Truthfully, it was probably the first time in our off-grid-dreaming-lives that an opportunity was there to actually pull up stakes, leave our community, and disappear into the edges of the coast with enough money to live on for several years at least.
But (as anyone could predict), we balked. We didn’t want to be so far away from our daughter, our parents, a night out on the town every once and awhile. We didn’t want to leave the security of jobs with pensions – or remove ourselves from our fields of expertise in which we would be forgotten in no time. We thought about how great things look in the first rosy sunrises of spring, and how hard it is at this latitude once the darkness of winter sets in. In the interior it’s boatloads of snow, on the coast – driving wind and rain. It’s one thing to be off grid in good weather, but B. and I are a little too soft for the hard turns that weather can drive.
I am always the one to say no to these fantasies first, and this time was no exception.
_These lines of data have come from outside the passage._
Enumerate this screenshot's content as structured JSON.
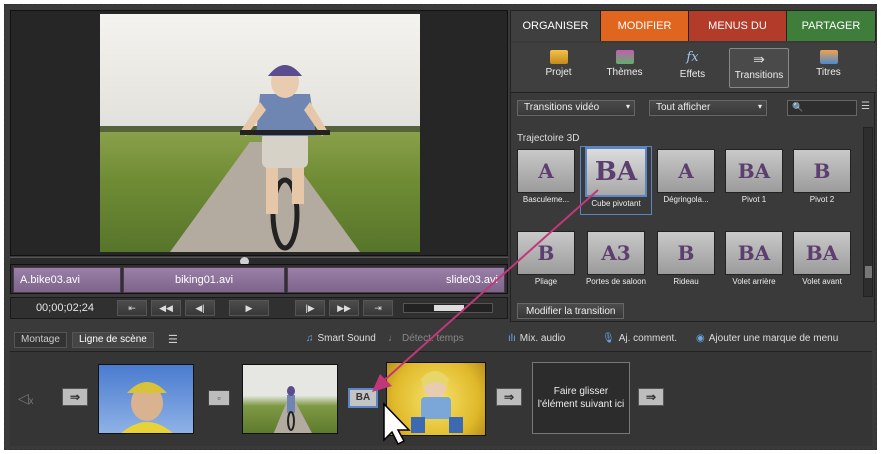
{
  "colors": {
    "tab_organiser": "#3f3f3f",
    "tab_modifier": "#e0661f",
    "tab_menus": "#c0392b",
    "tab_partager": "#3f7d3a",
    "accent_select": "#5a86c5",
    "arrow_magenta": "#c2377a"
  },
  "top_tabs": [
    {
      "label": "ORGANISER"
    },
    {
      "label": "MODIFIER"
    },
    {
      "label": "MENUS DU DISQUE"
    },
    {
      "label": "PARTAGER"
    }
  ],
  "categories": [
    {
      "label": "Projet",
      "icon": "project-icon"
    },
    {
      "label": "Thèmes",
      "icon": "themes-icon"
    },
    {
      "label": "Effets",
      "icon": "fx-icon"
    },
    {
      "label": "Transitions",
      "icon": "transitions-icon"
    },
    {
      "label": "Titres",
      "icon": "titles-icon"
    }
  ],
  "filters": {
    "type_select": "Transitions vidéo",
    "show_select": "Tout afficher"
  },
  "section_title": "Trajectoire 3D",
  "transitions": [
    {
      "label": "Basculeme...",
      "glyph": "A"
    },
    {
      "label": "Cube pivotant",
      "glyph": "BA"
    },
    {
      "label": "Dégringola...",
      "glyph": "A"
    },
    {
      "label": "Pivot 1",
      "glyph": "BA"
    },
    {
      "label": "Pivot 2",
      "glyph": "B"
    },
    {
      "label": "Pliage",
      "glyph": "B"
    },
    {
      "label": "Portes de saloon",
      "glyph": "A3"
    },
    {
      "label": "Rideau",
      "glyph": "B"
    },
    {
      "label": "Volet arrière",
      "glyph": "BA"
    },
    {
      "label": "Volet avant",
      "glyph": "BA"
    }
  ],
  "modify_button": "Modifier la transition",
  "clips": [
    {
      "label": "A.bike03.avi"
    },
    {
      "label": "biking01.avi"
    },
    {
      "label": "slide03.avi"
    }
  ],
  "transport": {
    "timecode": "00;00;02;24"
  },
  "bottom_toolbar": {
    "montage": "Montage",
    "ligne_scene": "Ligne de scène",
    "smart_sound": "Smart Sound",
    "detect_temps": "Détect. temps",
    "mix_audio": "Mix. audio",
    "aj_comment": "Aj. comment.",
    "menu_marker": "Ajouter une marque de menu"
  },
  "dropzone": "Faire glisser l'élément suivant ici",
  "scene_transition_glyph": "BA"
}
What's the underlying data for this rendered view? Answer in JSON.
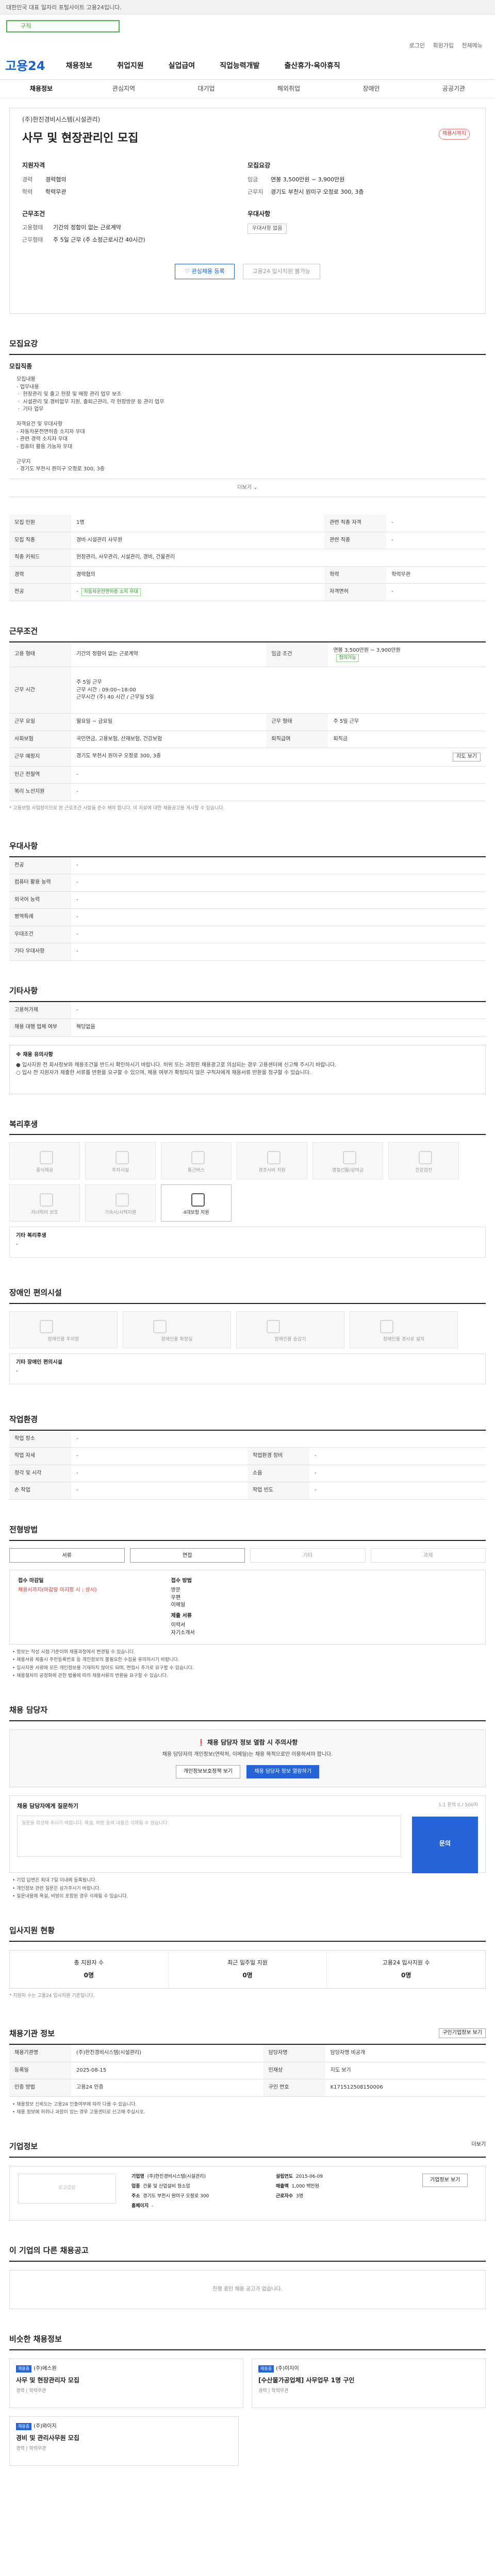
{
  "topbar": {
    "text": "대한민국 대표 일자리 포털사이트 고용24입니다."
  },
  "search": {
    "value": "구직"
  },
  "util": {
    "login": "로그인",
    "join": "회원가입",
    "sitemap": "전체메뉴"
  },
  "gnb": {
    "logo": "고용24",
    "items": [
      "채용정보",
      "취업지원",
      "실업급여",
      "직업능력개발",
      "출산휴가·육아휴직"
    ]
  },
  "subnav": [
    "채용정보",
    "관심지역",
    "대기업",
    "해외취업",
    "장애인",
    "공공기관"
  ],
  "job": {
    "company_label": "기업정보",
    "company": "(주)한진경비시스템(시설관리)",
    "title": "사무 및 현장관리인 모집",
    "close_badge": "채용시까지",
    "left_title": "지원자격",
    "left": [
      {
        "k": "경력",
        "v": "경력협의"
      },
      {
        "k": "학력",
        "v": "학력무관"
      }
    ],
    "left2_title": "근무조건",
    "left2": [
      {
        "k": "고용형태",
        "v": "기간의 정함이 없는 근로계약"
      },
      {
        "k": "근무형태",
        "v": "주 5일 근무 (주 소정근로시간 40시간)"
      }
    ],
    "right_title": "모집요강",
    "right": [
      {
        "k": "임금",
        "v": "연봉 3,500만원 ~ 3,900만원"
      },
      {
        "k": "근무지",
        "v": "경기도 부천시 원미구 오정로 300, 3층"
      }
    ],
    "right2_title": "우대사항",
    "right2_note": "우대사항 없음",
    "btn_interest": "관심채용 등록",
    "btn_apply": "고용24 입사지원 불가능"
  },
  "detail": {
    "title": "모집요강",
    "sub1": "모집직종",
    "body": "모집내용\n- 업무내용\n  ㆍ 현장관리 및 출고 현장 및 매장 관리 업무 보조\n  ㆍ 시설관리 및 경비업무 지원, 출퇴근관리, 각 현장방문 등 관리 업무\n  ㆍ 기타 업무\n\n자격요건 및 우대사항\n- 자동차운전면허증 소지자 우대\n- 관련 경력 소지자 우대\n- 컴퓨터 활용 가능자 우대\n\n근무지\n- 경기도 부천시 원미구 오정로 300, 3층",
    "more": "더보기",
    "rows": [
      {
        "k": "모집 인원",
        "v": "1명",
        "k2": "관련 직종 자격",
        "v2": "-"
      },
      {
        "k": "모집 직종",
        "v": "경비·시설관리 사무원",
        "k2": "관련 직종",
        "v2": "-"
      },
      {
        "k": "직종 키워드",
        "v": "현장관리, 사무관리, 시설관리, 경비, 건물관리",
        "k2": "",
        "v2": ""
      },
      {
        "k": "경력",
        "v": "경력협의",
        "k2": "학력",
        "v2": "학력무관"
      },
      {
        "k": "전공",
        "v": "-",
        "k2": "자격면허",
        "v2": "-"
      }
    ],
    "mid_note": "자동차운전면허증 소지 우대"
  },
  "cond": {
    "title": "근무조건",
    "rows": [
      {
        "k": "고용 형태",
        "v": "기간의 정함이 없는 근로계약",
        "k2": "임금 조건",
        "v2": "연봉 3,500만원 ~ 3,900만원",
        "tag": "협의가능"
      },
      {
        "k": "근무 시간",
        "v": "주 5일 근무",
        "k2": "",
        "v2": ""
      },
      {
        "k": "근무 요일",
        "v": "월요일 ~ 금요일",
        "k2": "근무 형태",
        "v2": "주 5일 근무"
      },
      {
        "k": "사회보험",
        "v": "국민연금, 고용보험, 산재보험, 건강보험",
        "k2": "퇴직급여",
        "v2": "퇴직금"
      },
      {
        "k": "근무 예정지",
        "v": "경기도 부천시 원미구 오정로 300, 3층",
        "k2": "",
        "v2": "",
        "btn": "지도 보기"
      },
      {
        "k": "인근 전철역",
        "v": "-",
        "k2": "",
        "v2": ""
      },
      {
        "k": "복리 노선지원",
        "v": "-",
        "k2": "",
        "v2": ""
      }
    ],
    "worktime": "근무 시간 : 09:00~18:00\n근무시간 (주) 40 시간 / 근무일 5일",
    "footnote": "* 고용보험 사업장이므로 본 근로조건 사항을 준수 해야 합니다. 이 자료에 대한 채용공고를 게시할 수 있습니다."
  },
  "pref": {
    "title": "우대사항",
    "rows": [
      {
        "k": "전공",
        "v": "-"
      },
      {
        "k": "컴퓨터 활용 능력",
        "v": "-"
      },
      {
        "k": "외국어 능력",
        "v": "-"
      },
      {
        "k": "병역특례",
        "v": "-"
      },
      {
        "k": "우대조건",
        "v": "-"
      },
      {
        "k": "기타 우대사항",
        "v": "-"
      }
    ]
  },
  "etc": {
    "title": "기타사항",
    "rows": [
      {
        "k": "고용허가제",
        "v": "-"
      },
      {
        "k": "채용 대행 업체 여부",
        "v": "해당없음"
      }
    ],
    "warn_title": "※ 채용 유의사항",
    "warn": "● 입사지원 전 회사정보와 채용조건을 반드시 확인하시기 바랍니다. 허위 또는 과장된 채용광고로 의심되는 경우 고용센터에 신고해 주시기 바랍니다.\n○ 입사 전 지원자가 제출한 서류를 반환을 요구할 수 있으며, 채용 여부가 확정되지 않은 구직자에게 채용서류 반환을 청구할 수 있습니다."
  },
  "welfare": {
    "title": "복리후생",
    "items": [
      "중식제공",
      "주차시설",
      "통근버스",
      "경조사비 지원",
      "명절선물/상여금",
      "건강검진",
      "자녀학비 보조",
      "기숙사/사택지원",
      "4대보험 지원"
    ],
    "active": "4대보험 지원",
    "other_label": "기타 복리후생",
    "other_value": "-"
  },
  "disability": {
    "title": "장애인 편의시설",
    "items": [
      "장애인용 주차장",
      "장애인용 화장실",
      "장애인용 승강기",
      "장애인용 경사로 설치"
    ],
    "other_label": "기타 장애인 편의시설",
    "other_value": "-"
  },
  "env": {
    "title": "작업환경",
    "rows": [
      {
        "k": "작업 장소",
        "v": "-",
        "k2": "",
        "v2": ""
      },
      {
        "k": "작업 자세",
        "v": "-",
        "k2": "작업환경 장비",
        "v2": "-"
      },
      {
        "k": "청각 및 시각",
        "v": "-",
        "k2": "소음",
        "v2": "-"
      },
      {
        "k": "손 작업",
        "v": "-",
        "k2": "작업 빈도",
        "v2": "-"
      }
    ]
  },
  "apply": {
    "title": "전형방법",
    "steps": [
      "서류",
      "면접",
      "기타",
      "과제"
    ],
    "active": [
      "서류",
      "면접"
    ],
    "c1_t": "접수 마감일",
    "c1_v": "채용시까지(마감일 미지정 시 : 상시)",
    "c2_t": "접수 방법",
    "c2_v": "방문\n우편\n이메일",
    "c3_t": "제출 서류",
    "c3_v": "이력서\n자기소개서",
    "notes": "• 정보는 작성 시점 기준이며 채용과정에서 변경될 수 있습니다.\n• 채용서류 제출시 주민등록번호 등 개인정보의 불필요한 수집을 유의하시기 바랍니다.\n• 입사지원 서류에 모든 개인정보를 기재하지 않아도 되며, 면접시 추가로 요구할 수 있습니다.\n• 채용절차의 공정화에 관한 법률에 따라 채용서류의 반환을 요구할 수 있습니다."
  },
  "contact": {
    "title": "채용 담당자",
    "alert": "채용 담당자 정보 열람 시 주의사항",
    "sub": "채용 담당자의 개인정보(연락처, 이메일)는 채용 목적으로만 이용하셔야 합니다.",
    "btn1": "개인정보보호정책 보기",
    "btn2": "채용 담당자 정보 열람하기",
    "inq_title": "채용 담당자에게 질문하기",
    "inq_right": "1:1 문의 0 / 500자",
    "inq_placeholder": "질문을 작성해 주시기 바랍니다. 욕설, 비방 등의 내용은 삭제될 수 있습니다.",
    "ask": "문의",
    "notes": "• 기업 답변은 최대 7일 이내에 등록됩니다.\n• 개인정보 관련 질문은 삼가주시기 바랍니다.\n• 질문내용에 욕설, 비방이 포함된 경우 삭제될 수 있습니다."
  },
  "status": {
    "title": "입사지원 현황",
    "items": [
      {
        "t": "총 지원자 수",
        "v": "0명"
      },
      {
        "t": "최근 일주일 지원",
        "v": "0명"
      },
      {
        "t": "고용24 입사지원 수",
        "v": "0명"
      }
    ],
    "note": "* 지원자 수는 고용24 입사지원 기준입니다."
  },
  "info": {
    "title": "채용기관 정보",
    "btn": "구인기업정보 보기",
    "rows": [
      {
        "k": "채용기관명",
        "v": "(주)한진경비시스템(시설관리)",
        "k2": "담당자명",
        "v2": "담당자명 비공개"
      },
      {
        "k": "등록일",
        "v": "2025-08-15",
        "k2": "인재상",
        "v2": "지도 보기"
      },
      {
        "k": "인증 방법",
        "v": "고용24 인증",
        "k2": "구인 번호",
        "v2": "K171512508150006"
      }
    ],
    "notes": "• 채용정보 신뢰도는 고용24 인증여부에 따라 다를 수 있습니다.\n• 채용 정보에 허위나 과장이 있는 경우 고용센터로 신고해 주십시오."
  },
  "corp": {
    "title": "기업정보",
    "more": "더보기",
    "logo": "로고없음",
    "rows": [
      {
        "k": "기업명",
        "v": "(주)한진경비시스템(시설관리)",
        "k2": "설립연도",
        "v2": "2015-06-09"
      },
      {
        "k": "업종",
        "v": "건물 및 산업설비 청소업",
        "k2": "매출액",
        "v2": "1,000 백만원"
      },
      {
        "k": "주소",
        "v": "경기도 부천시 원미구 오정로 300",
        "k2": "근로자수",
        "v2": "3명"
      },
      {
        "k": "홈페이지",
        "v": "-",
        "k2": "",
        "v2": ""
      }
    ],
    "btn": "기업정보 보기"
  },
  "similar": {
    "title": "이 기업의 다른 채용공고",
    "empty": "진행 중인 채용 공고가 없습니다."
  },
  "recommend": {
    "title": "비슷한 채용정보",
    "cards": [
      {
        "label": "채용중",
        "company": "(주)에스원",
        "title": "사무 및 현장관리자 모집",
        "meta": "경력 | 학력무관"
      },
      {
        "label": "채용중",
        "company": "(주)이지이",
        "title": "[수산물가공업체] 사무업무 1명 구인",
        "meta": "경력 | 학력무관"
      },
      {
        "label": "채용중",
        "company": "(주)와이지",
        "title": "경비 및 관리사무원 모집",
        "meta": "경력 | 학력무관"
      }
    ]
  }
}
I said, “let’s just be realistic and acknowledge that we aren’t going to do this thing,” to which Brian looked utterly crestfallen – his disappointment greater than I had ever seen before. Agh! I was being such a meanie and crushing the dream again!
So instead of letting the conversation go, I turned it in a different direction and started asking questions. Was he really ready to move from the city? What would our objectives be for a new place? Could we keep our jobs and make flexible arrangements happen? What other things would we need to do to make it work?
And through that 2-hour conversation we became unstuck together. We realized that it was not either/or – the city or the middle of nowhere – but that we had a lot of privilege available to us to start making different decisions about our lives now. Possibilities that were not even available to us a year ago were suddenly right out front. What had been a defeating conversation became one of “what if”, as if we were suddenly free to explore real options. Options that included our community and our family.
*This* more than anything else I’ve said – is the why of the move to Gabriola. It’s the dream-stopper if you will. The place that is not the overly-romanticized other world, but is also not the hard grit of sun on concrete and noise.
Which doesn’t mean that the dream will ever die – because at every ghost ranch and acreage for sale I come to on the dusty back roads of this province – I get out and take a look. I always do, and I always will. I’ll fantasize about where the house would go, and the mico-hydro in operation right on that creek bank over there. I’ll dig root cellars and plot a kitchen garden. I’ll put a shotgun by the front door just in case the bears come up in the cool light of morning and thump on the door.
And then I’ll leave that place and tell myself that when the collapse comes, that’s where I’m returning to. As a way of letting myself believe that one day I’ll find my way to a piece of land as remote as that. But in the meantime I know that even though this dream isn’t fully realized, it’s one that has inspired the place of change in me over and over again.